Everyone’s hyped about AI agents and “intelligent” data products right now.
But a huge amount of real-world pain still comes from… boring data pipelines.
I just read a great piece from SeattleDataGuy on full refresh vs incremental pipelines and it’s a perfect reminder: this “unsexy” stuff is where data teams either print money or burn it.
A few takeaways I wish more data/analytics engineers internalized:
Full refresh is dumb-simple and safe(ish): rebuild the whole table, often wrapped in a WAP (write–audit–publish) flow so prod only sees validated data. Great for small tables or when you don’t trust change tracking.
But at scale, full refresh is a tax: long runtimes, tight windows, angry stakeholders, and a warehouse bill finance will eventually question.

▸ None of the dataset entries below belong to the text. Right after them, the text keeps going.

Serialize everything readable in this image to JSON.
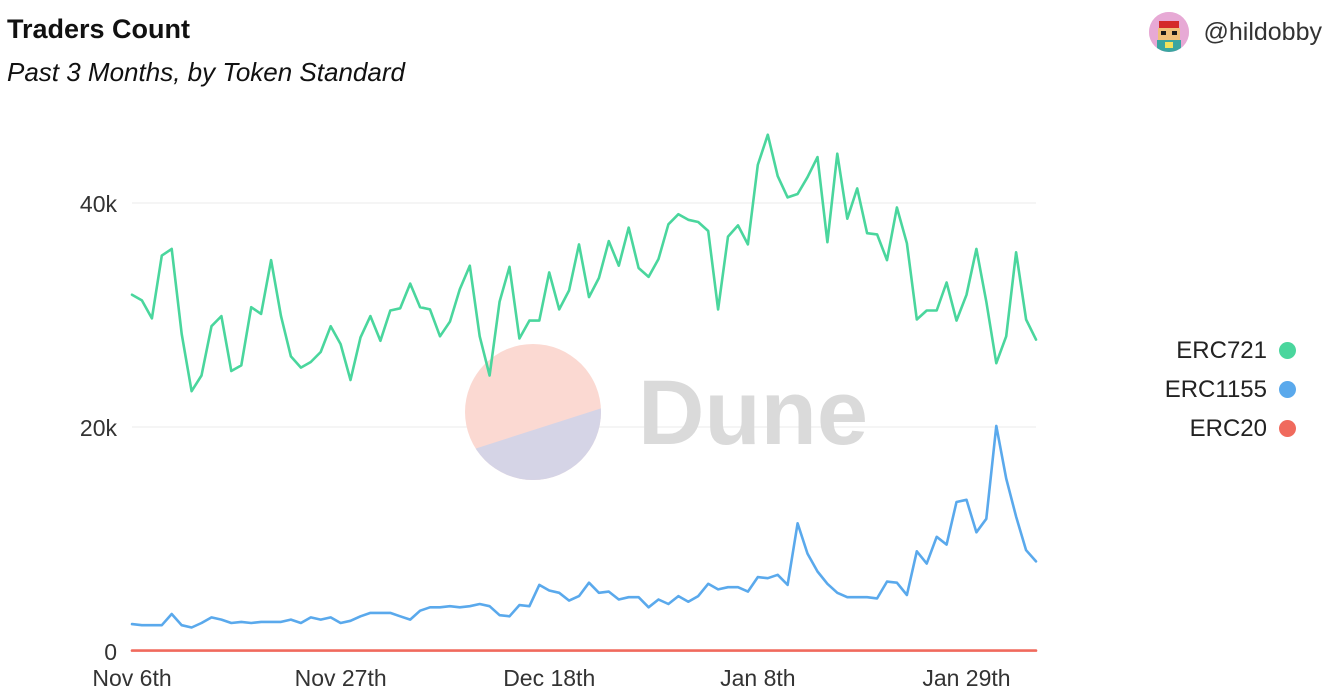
{
  "header": {
    "title": "Traders Count",
    "subtitle": "Past 3 Months, by Token Standard"
  },
  "author": {
    "handle": "@hildobby"
  },
  "watermark": {
    "text": "Dune",
    "icon": "dune-logo-icon"
  },
  "colors": {
    "ERC721": "#4ad69d",
    "ERC1155": "#5aa9ec",
    "ERC20": "#f06a5d",
    "grid": "#ebebeb",
    "axis_text": "#333333"
  },
  "chart_data": {
    "type": "line",
    "x_start": "Nov 6th",
    "x_step_days": 1,
    "xticks": [
      {
        "index": 0,
        "label": "Nov 6th"
      },
      {
        "index": 21,
        "label": "Nov 27th"
      },
      {
        "index": 42,
        "label": "Dec 18th"
      },
      {
        "index": 63,
        "label": "Jan 8th"
      },
      {
        "index": 84,
        "label": "Jan 29th"
      }
    ],
    "yticks": [
      {
        "value": 0,
        "label": "0"
      },
      {
        "value": 20000,
        "label": "20k"
      },
      {
        "value": 40000,
        "label": "40k"
      }
    ],
    "ylim": [
      0,
      45000
    ],
    "grid": true,
    "legend_position": "right",
    "series": [
      {
        "name": "ERC721",
        "values": [
          31800,
          31300,
          29700,
          35300,
          35900,
          28300,
          23200,
          24600,
          29000,
          29900,
          25000,
          25500,
          30700,
          30100,
          34900,
          29900,
          26300,
          25300,
          25800,
          26700,
          29000,
          27400,
          24200,
          28000,
          29900,
          27700,
          30400,
          30600,
          32800,
          30700,
          30500,
          28100,
          29400,
          32300,
          34400,
          28100,
          24600,
          31200,
          34300,
          27900,
          29500,
          29500,
          33800,
          30500,
          32200,
          36300,
          31600,
          33300,
          36600,
          34400,
          37800,
          34200,
          33400,
          35000,
          38100,
          39000,
          38500,
          38300,
          37500,
          30500,
          37000,
          38000,
          36300,
          43400,
          46100,
          42400,
          40500,
          40800,
          42300,
          44100,
          36500,
          44400,
          38600,
          41300,
          37300,
          37200,
          34900,
          39600,
          36400,
          29600,
          30400,
          30400,
          32900,
          29500,
          31800,
          35900,
          31200,
          25700,
          28100,
          35600,
          29600,
          27800
        ]
      },
      {
        "name": "ERC1155",
        "values": [
          2400,
          2300,
          2300,
          2300,
          3300,
          2300,
          2100,
          2500,
          3000,
          2800,
          2500,
          2600,
          2500,
          2600,
          2600,
          2600,
          2800,
          2500,
          3000,
          2800,
          3000,
          2500,
          2700,
          3100,
          3400,
          3400,
          3400,
          3100,
          2800,
          3600,
          3900,
          3900,
          4000,
          3900,
          4000,
          4200,
          4000,
          3200,
          3100,
          4100,
          4000,
          5900,
          5400,
          5200,
          4500,
          4900,
          6100,
          5200,
          5300,
          4600,
          4800,
          4800,
          3900,
          4600,
          4200,
          4900,
          4400,
          4900,
          6000,
          5500,
          5700,
          5700,
          5300,
          6600,
          6500,
          6800,
          5900,
          11400,
          8700,
          7100,
          6000,
          5200,
          4800,
          4800,
          4800,
          4700,
          6200,
          6100,
          5000,
          8900,
          7800,
          10200,
          9500,
          13300,
          13500,
          10600,
          11800,
          20100,
          15400,
          12000,
          9000,
          8000
        ]
      },
      {
        "name": "ERC20",
        "values": [
          40,
          40,
          40,
          40,
          40,
          40,
          40,
          40,
          40,
          40,
          40,
          40,
          40,
          40,
          40,
          40,
          40,
          40,
          40,
          40,
          40,
          40,
          40,
          40,
          40,
          40,
          40,
          40,
          40,
          40,
          40,
          40,
          40,
          40,
          40,
          40,
          40,
          40,
          40,
          40,
          40,
          40,
          40,
          40,
          40,
          40,
          40,
          40,
          40,
          40,
          40,
          40,
          40,
          40,
          40,
          40,
          40,
          40,
          40,
          40,
          40,
          40,
          40,
          40,
          40,
          40,
          40,
          40,
          40,
          40,
          40,
          40,
          40,
          40,
          40,
          40,
          40,
          40,
          40,
          40,
          40,
          40,
          40,
          40,
          40,
          40,
          40,
          40,
          40,
          40,
          40,
          40
        ]
      }
    ]
  }
}
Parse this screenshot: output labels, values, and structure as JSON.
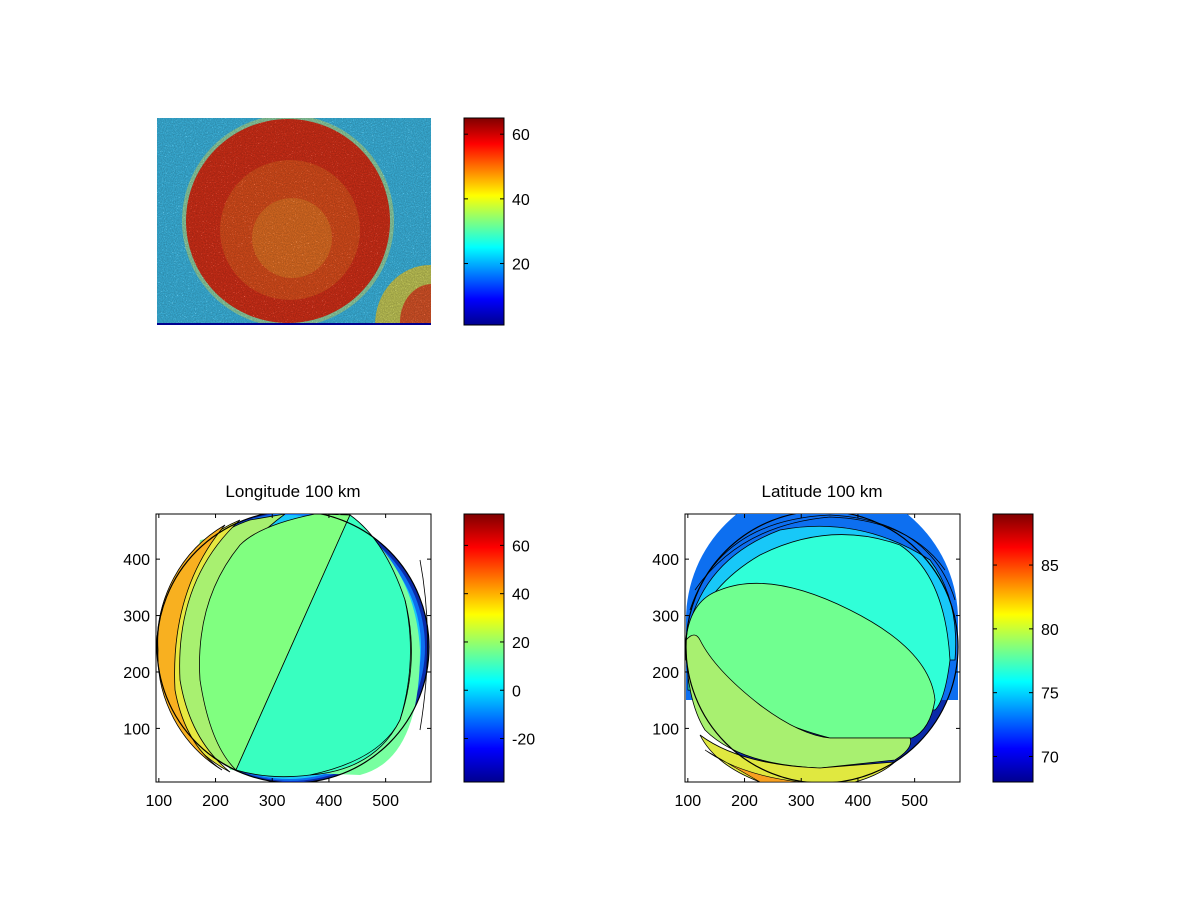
{
  "colors": {
    "background": "#ffffff",
    "colormap": "jet",
    "axes": "#000000"
  },
  "chart_data": [
    {
      "type": "heatmap",
      "name": "raw-image",
      "title": "",
      "xticks": [],
      "yticks": [],
      "colorbar": {
        "clim": [
          1,
          65
        ],
        "ticks": [
          20,
          40,
          60
        ]
      },
      "content": "noisy disk, high values inside a circular region, low background, higher values at bottom-right corner"
    },
    {
      "type": "heatmap",
      "name": "longitude",
      "title": "Longitude 100 km",
      "xlim": [
        95,
        580
      ],
      "ylim": [
        5,
        480
      ],
      "xticks": [
        100,
        200,
        300,
        400,
        500
      ],
      "yticks": [
        100,
        200,
        300,
        400
      ],
      "colorbar": {
        "clim": [
          -38,
          73
        ],
        "ticks": [
          -20,
          0,
          20,
          40,
          60
        ]
      },
      "grid": false
    },
    {
      "type": "heatmap",
      "name": "latitude",
      "title": "Latitude 100 km",
      "xlim": [
        95,
        580
      ],
      "ylim": [
        5,
        480
      ],
      "xticks": [
        100,
        200,
        300,
        400,
        500
      ],
      "yticks": [
        100,
        200,
        300,
        400
      ],
      "colorbar": {
        "clim": [
          68,
          89
        ],
        "ticks": [
          70,
          75,
          80,
          85
        ]
      },
      "grid": false
    }
  ]
}
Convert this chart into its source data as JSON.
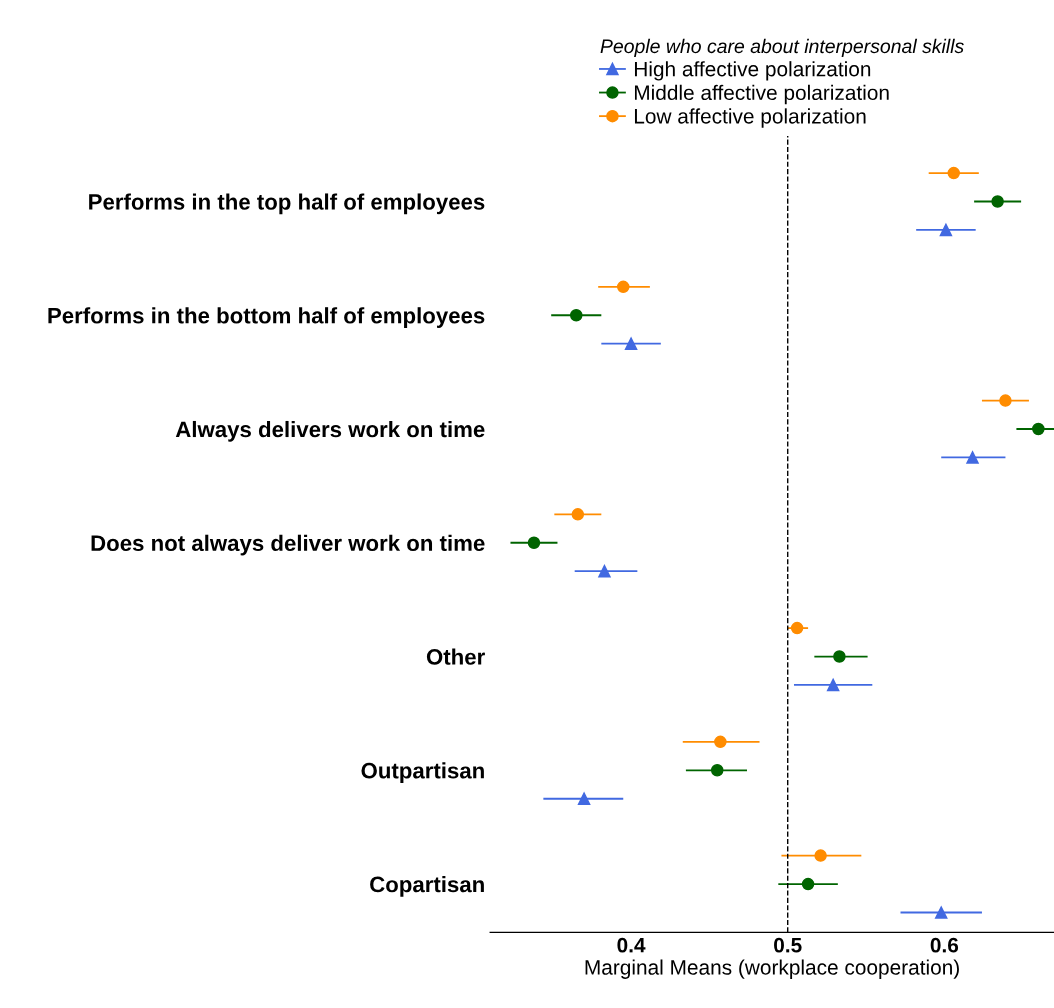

“Incremental” is not one pattern. You’ve got ID-based appends, date-based with lookback windows, merge/upsert, even aggregation-style corrections in accounting-like domains.
The moment you go incremental, you’re forced to really understand your data: ordering, late arrivals, mutable records, corrections, and what your warehouse actually supports (MERGE, insert overwrite, partitions, etc.).
There is no “incremental is always better.” It’s a set of tradeoffs: simplicity vs cost vs latency vs correctness.
If you want to grow beyond “pipeline plumber” to trusted data engineer / analytics engineer, this is the level you need to think at: How does this table grow, change, and get corrected over time — and what does that imply for my load pattern?
Curious: in your stack today, what % of your core models are full refresh vs incremental, and is that by design or just legacy?